= Frank Sandland Hone =

(1871–1951) medical practitioner

Dr. Frank Sandland Hone (1871 – 9 May 1951) was a medical doctor in South Australia, a specialist in the treatment of cancers and a lecturer at the University of Adelaide. He was the father of two prominent medical doctors and a leading educator, who all excelled at sports.

==History==
Hone was born in Mount Gambier, the son of (Baptist) Rev. Nathaniel Johnson Hone (died 1909) and his wife Emily Hone, née Sandland (died 1914) who married in 1869. He was educated at Prince Alfred College, where he excelled at sports and academic subjects. He studied medicine at the University of Adelaide, and graduated MB and ChB in 1894, winning the Everard Scholarship.

Dr. Hone had his first practice in Morphett Vale, where he was appointed medical officer to aborigines and the destitute poor, and from 1903 in Semaphore, then established a specialist clinic in Adelaide in 1919. He was an honorary physician at the Royal Adelaide Hospital from 1921 to 1931 and was later an honorary consulting physician for many years. He was for many years a lecturer at the Adelaide Medical School, where he was highly regarded and popular.

Around 1910 he was appointed chief Commonwealth Quarantine Officer for South Australia, an onerous position before antibiotics when plague, smallpox and tuberculosis were serious threats to the community, and isolation in sanatoria was society's chief weapon. In 1924 there was only one pathology laboratory in the State, which meant long delays in the diagnosis of infectious diseases in country areas. He established new facilities in Port Pirie, Mount Gambier and Renmark. He resigned this position in 1929, owing to the pressure of his private practice, and the position was made full-time, with Dr. F. N. Ponsford the first appointee.

He was interested in preventive medicine, and was involved in research into typhus disease, which was endemic among grain workers.
In 1924 he was a member of the Commonwealth Royal Commission on Public Health, part of whose terms of reference was the division of responsibilities between Commonwealth and States. Most of the Commission's recommendations were introduced into Australian public health practice.
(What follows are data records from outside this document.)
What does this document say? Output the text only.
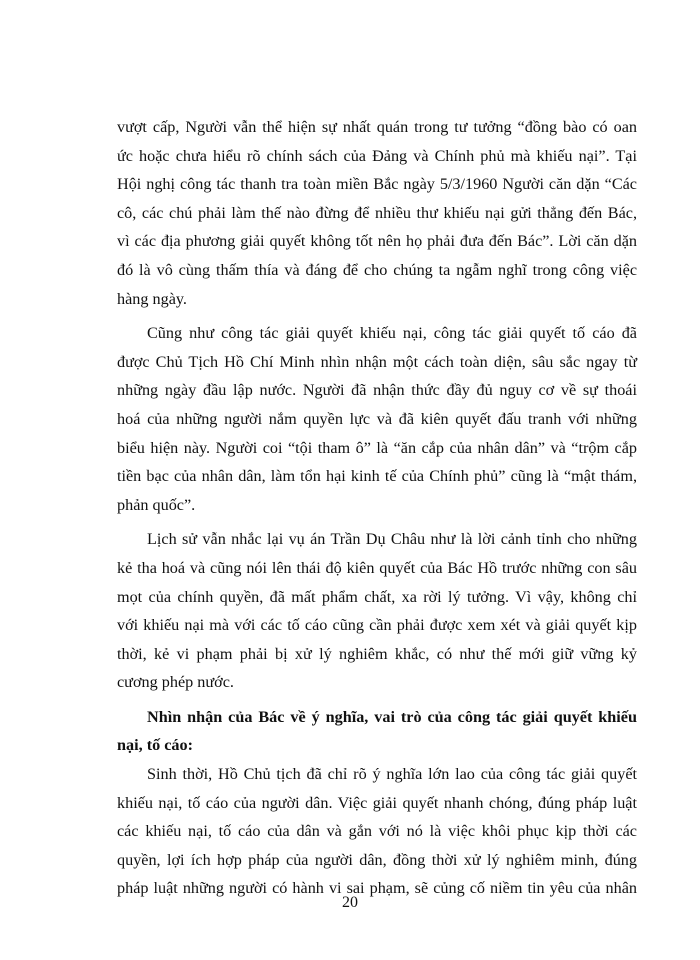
vượt cấp, Người vẫn thể hiện sự nhất quán trong tư tưởng “đồng bào có oan
ức hoặc chưa hiểu rõ chính sách của Đảng và Chính phủ mà khiếu nại”. Tại
Hội nghị công tác thanh tra toàn miền Bắc ngày 5/3/1960 Người căn dặn “Các
cô, các chú phải làm thế nào đừng để nhiều thư khiếu nại gửi thẳng đến Bác,
vì các địa phương giải quyết không tốt nên họ phải đưa đến Bác”. Lời căn dặn
đó là vô cùng thấm thía và đáng để cho chúng ta ngẫm nghĩ trong công việc
hàng ngày.

Cũng như công tác giải quyết khiếu nại, công tác giải quyết tố cáo đã
được Chủ Tịch Hồ Chí Minh nhìn nhận một cách toàn diện, sâu sắc ngay từ
những ngày đầu lập nước. Người đã nhận thức đầy đủ nguy cơ về sự thoái
hoá của những người nắm quyền lực và đã kiên quyết đấu tranh với những
biểu hiện này. Người coi “tội tham ô” là “ăn cắp của nhân dân” và “trộm cắp
tiền bạc của nhân dân, làm tổn hại kinh tế của Chính phủ” cũng là “mật thám,
phản quốc”.

Lịch sử vẫn nhắc lại vụ án Trần Dụ Châu như là lời cảnh tỉnh cho những
kẻ tha hoá và cũng nói lên thái độ kiên quyết của Bác Hồ trước những con sâu
mọt của chính quyền, đã mất phẩm chất, xa rời lý tưởng. Vì vậy, không chỉ
với khiếu nại mà với các tố cáo cũng cần phải được xem xét và giải quyết kịp
thời, kẻ vi phạm phải bị xử lý nghiêm khắc, có như thế mới giữ vững kỷ
cương phép nước.

Nhìn nhận của Bác về ý nghĩa, vai trò của công tác giải quyết khiếu
nại, tố cáo:

Sinh thời, Hồ Chủ tịch đã chỉ rõ ý nghĩa lớn lao của công tác giải quyết
khiếu nại, tố cáo của người dân. Việc giải quyết nhanh chóng, đúng pháp luật
các khiếu nại, tố cáo của dân và gắn với nó là việc khôi phục kịp thời các
quyền, lợi ích hợp pháp của người dân, đồng thời xử lý nghiêm minh, đúng
pháp luật những người có hành vi sai phạm, sẽ củng cố niềm tin yêu của nhân

20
Hone died after two weeks in intensive care in a Wakefield Street private hospital. Prior to this, he was said to be the oldest practising graduate of the Adelaide Medical School.

==Other interests==
- He was a fine tennis player, taking the South Australian Lawn Tennis Association doubles championship in 1891, and was runner-up in the singles the same year.
- He was a trustee of the SA Lawn Tennis Association and for many years chairman of the South Australian Amateur Football League.
- He was an active member of the Crippled Children's Association and a foundation Fellow of the Royal Australasian College of Physicians.
- He was for 12 years chairman of the Adelaide University anti cancer organisation, which in 1950 through the Lord Mayor's Cancer Fund raised £108,000, which was spent on new equipment for diagnosis and treatment.
- He was a member of Adelaide University Council for 19 years, and was largely responsible for the decision to concentrate departments of the Adelaide Medical School in the new seven-storey building in Frome road.
- He was president of the Baptist Union in 1935 and served for some years as chairman of the Church's home mission committee.

==Recognition==
Dr. Hone was invested CMG in 1941.

==Family==
Nathaniel Johnson Hone ( – 23 July 1909) married Emily Sandland ( – 25 October 1914) on 22 October 1869
- Frank Sandland Hone (1871 – 9 May 1951) married Lucy Henderson ( – 1951) on 6 May 1896
- Dr. Frank Raymond Hone (1897–1963)
- Ronald Bertram Hone (1899–1968) was married to married Effie Jessie Hone
- Dr. Garton Maxwell Hone (1901–1991), cricketer and tennis player, was married to Alison Romanis Hone, divorced 1946
- Brian William Hone (1 July 1907 – 28 May 1978), headmaster of the Melbourne Church of England Grammar School
- David Jeremy Hone (born 30 June 1946), cricketer and VFL footballer
- Githa Joyce Hone (1908–1971) married Colin Percival Detmold ( – ) in 1938
- (Winifred) Ruth Selwyn Hone (1911– ) married Dr. Richard Alfred Angas Pellew (1911–1976) in 1937/1938. He was head of the Adelaide Children's Hospital.